Lasciò che le palpebre gli si chiudessero. Per un poco galoppò con i vesta che conosceva sulla superficie dei suoi sogni, finché non si ritrovò sprofondato nella neve in forma umana e il branco svanì in distanza. Poi, odiando quella solitudine insopportabile, attraversò lo spazio e il tempo con l’abilità di un mago e riprese solidità ad Akren. Eliard e Grim Oakland stavano chiacchierando davanti al caminetto; si accostò a loro con passi ansiosi e chiamò il fratello per nome. Eliard si volse, e nel vuoto stupore dei suoi occhi Morgon vide rispecchiato se stesso, i suoi capelli sciolti, la sua faccia segnata, le livide cicatrici del vesta pulsanti sulle sue mani. Sono Morgon! gridò. Ma Eliard scosse il capo perplesso e rispose: Devi essere in errore. Morgon non è un vesta. Morgon si volse allora a Tristan, che era immersa in una divagante e sconnessa discussione con Snog Nutt. Lei gli sorrise speranzosa, con ansia, la ma speranza morì subito nei suoi occhi e fu sostituita da una gran delusione. Snog Nutt brontolò tristemente: Lui disse che mi avrebbe aggiustato il tetto prima della stagione delle piogge, ma non lo ha fatto e se n’è andato, e non è più tornato.

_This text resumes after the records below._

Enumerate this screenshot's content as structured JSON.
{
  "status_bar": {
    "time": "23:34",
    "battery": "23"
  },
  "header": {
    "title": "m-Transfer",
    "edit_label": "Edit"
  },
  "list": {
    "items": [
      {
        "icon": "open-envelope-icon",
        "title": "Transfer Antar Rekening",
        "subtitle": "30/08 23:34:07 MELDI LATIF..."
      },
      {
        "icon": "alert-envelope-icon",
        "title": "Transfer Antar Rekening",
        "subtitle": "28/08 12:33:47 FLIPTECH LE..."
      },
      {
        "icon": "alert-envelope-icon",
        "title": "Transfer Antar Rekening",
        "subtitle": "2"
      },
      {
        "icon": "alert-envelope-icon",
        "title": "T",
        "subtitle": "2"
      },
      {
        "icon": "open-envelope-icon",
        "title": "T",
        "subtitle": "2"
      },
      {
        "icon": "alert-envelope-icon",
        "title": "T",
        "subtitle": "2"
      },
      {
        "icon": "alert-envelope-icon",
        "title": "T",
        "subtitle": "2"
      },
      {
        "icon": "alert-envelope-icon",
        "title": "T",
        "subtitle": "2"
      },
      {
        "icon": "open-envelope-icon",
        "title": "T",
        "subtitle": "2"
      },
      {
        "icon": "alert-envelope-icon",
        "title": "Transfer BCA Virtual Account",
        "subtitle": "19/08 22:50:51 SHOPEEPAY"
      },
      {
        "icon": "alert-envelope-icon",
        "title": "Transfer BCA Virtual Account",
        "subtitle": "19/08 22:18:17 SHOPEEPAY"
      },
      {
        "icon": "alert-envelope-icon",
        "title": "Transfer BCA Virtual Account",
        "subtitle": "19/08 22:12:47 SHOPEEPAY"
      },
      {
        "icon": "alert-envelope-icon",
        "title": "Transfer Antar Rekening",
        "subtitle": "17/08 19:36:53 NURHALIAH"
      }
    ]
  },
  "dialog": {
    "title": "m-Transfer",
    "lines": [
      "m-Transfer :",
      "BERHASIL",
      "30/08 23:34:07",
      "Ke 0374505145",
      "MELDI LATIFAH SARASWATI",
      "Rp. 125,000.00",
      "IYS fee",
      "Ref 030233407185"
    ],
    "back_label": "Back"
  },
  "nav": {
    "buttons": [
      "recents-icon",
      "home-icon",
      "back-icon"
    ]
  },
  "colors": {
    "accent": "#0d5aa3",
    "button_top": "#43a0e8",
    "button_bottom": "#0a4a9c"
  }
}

Bruscamente si ritrovò a Caithnard, nell’atto di bussare a una porta. Rood la spalancò, facendo svolazzare una larga manica nera, ed esclamò: Arrivi troppo tardi. E comunque, lei è una delle due donne più belle di An; non può certo sposare un vesta. Girandosi Morgon vide uno dei Maestri che usciva dalla biblioteca. Corse a raggiungerlo. Alle sue preghiere la testa abbassata e cespugliosa finalmente si volse; gli occhi gravi e colmi di rimprovero del Maestro Ohm lo fissarono accusatori, ed egli si arrestò terrorizzato. Il Maestro si allontanò senza una parola, mentre lui lo seguiva gemendo: Mi dispiace, mi dispiace, mi dispiace!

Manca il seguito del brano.